For the flavored butter:

  • 1 cup (2 sticks) unsalted butter, softened
  • 2 tbsp. olive oil (not extra virgin)
  • 2 small or 1 large lemon
  • 3 large garlic gloves, pressed
  • ¼ cup freshly chopped parsley
  • ½ tbsp. salt
  • ½ tsp. black pepper, freshly ground

For the stuffing:

  • 1 large onion quartered (no peeling)
  • 4 garlic cloves halved (no peeling)
  • ½ bunch parsley
  • 1 lemon quartered


  1. Season inside of the turkey cavity generously with salt and pepper.
  2. In a medium bowl, combine 2 sticks softened butter; 2 tbsp. olive oil; zest and juice of 2 lemons; 3 pressed garlic gloves; ¼ cup chopped parsley; ½ tbsp. salt; and ½ tbsp. pepper.
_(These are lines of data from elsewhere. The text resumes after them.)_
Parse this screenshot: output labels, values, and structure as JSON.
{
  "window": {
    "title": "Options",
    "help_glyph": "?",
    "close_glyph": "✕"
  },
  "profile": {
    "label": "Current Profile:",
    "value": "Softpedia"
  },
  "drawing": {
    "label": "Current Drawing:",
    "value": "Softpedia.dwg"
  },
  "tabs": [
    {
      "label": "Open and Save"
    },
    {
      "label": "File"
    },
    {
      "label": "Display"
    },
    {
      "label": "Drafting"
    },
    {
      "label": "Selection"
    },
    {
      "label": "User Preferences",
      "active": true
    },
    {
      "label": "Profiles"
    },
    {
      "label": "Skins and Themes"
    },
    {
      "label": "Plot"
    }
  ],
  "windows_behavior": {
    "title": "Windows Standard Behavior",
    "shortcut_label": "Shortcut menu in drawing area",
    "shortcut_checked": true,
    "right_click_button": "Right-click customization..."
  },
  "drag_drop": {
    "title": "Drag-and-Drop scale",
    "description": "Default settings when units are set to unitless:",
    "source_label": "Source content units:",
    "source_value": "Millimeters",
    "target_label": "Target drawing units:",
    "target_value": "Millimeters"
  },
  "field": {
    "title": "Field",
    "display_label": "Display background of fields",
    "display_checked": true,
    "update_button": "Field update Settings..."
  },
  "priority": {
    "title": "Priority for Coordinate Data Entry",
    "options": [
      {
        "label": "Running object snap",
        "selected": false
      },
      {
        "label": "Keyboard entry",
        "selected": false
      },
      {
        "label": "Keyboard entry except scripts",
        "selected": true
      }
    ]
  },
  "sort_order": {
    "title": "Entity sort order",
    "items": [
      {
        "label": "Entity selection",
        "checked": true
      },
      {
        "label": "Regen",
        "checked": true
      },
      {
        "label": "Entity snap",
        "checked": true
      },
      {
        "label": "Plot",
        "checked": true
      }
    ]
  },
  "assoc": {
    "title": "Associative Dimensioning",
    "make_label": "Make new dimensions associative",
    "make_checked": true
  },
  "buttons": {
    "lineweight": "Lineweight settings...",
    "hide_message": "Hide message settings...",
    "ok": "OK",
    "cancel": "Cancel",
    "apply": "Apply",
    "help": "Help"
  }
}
Stir until well combined.
  3. Separate the skin from the turkey breast by pushing your fingers under the skin. Do this from the front and the back of the turkey; be careful not to tear the skin.
  4. Stuff 2/3 of the butter mixture under the skin, and then spread the butter around by massaging over the top of the skin.
  5. Rub the remaining butter over the outside of the turkey (breast, legs, and wings). Drizzle all over the top of the turkey olive oil and generously season with salt and pepper.
  6. Stuff the turkey with quartered onion, 4 halved garlic gloves, ½ bunch parsley and quartered lemon. Tie the turkey base and legs together, crossing the legs to close the turkey cavity.
  7. Pre-heat the oven to 430°F. Place the oven rack to the lower part of the oven.
  8. Fold a large square sheet of foil into a triangle. Rub one side of your triangle with olive oil and shape the foil (oil side down) over the turkey breast, and then remove the foil.
  9. Place a meat thermometer into the bird, beneath the drum stick, deep into the dark meat. Start roasting the turkey for 20 minutes.
  10. Remove the turkey from the oven; quickly baste with butter from the bottom of the dish. You can use a baster or tilt one side of the pan and collect drippings with a large spoon. Now, apply the prepared foil triangle to the turkey breast.
  11. Reduce the oven to 350°F and bake for another 2 hours 30 minutes. The turkey thigh should register at 180°F on the temperature probe and the breasts at 161°F to make sure it’s fully cooked through, and then remove from the oven.
  12. Transfer the turkey to the serving platter and cover loosely but, fully with the foil. Let the meat rest for at least 1 hour. Keep the drippings from the roasting pan for gravy.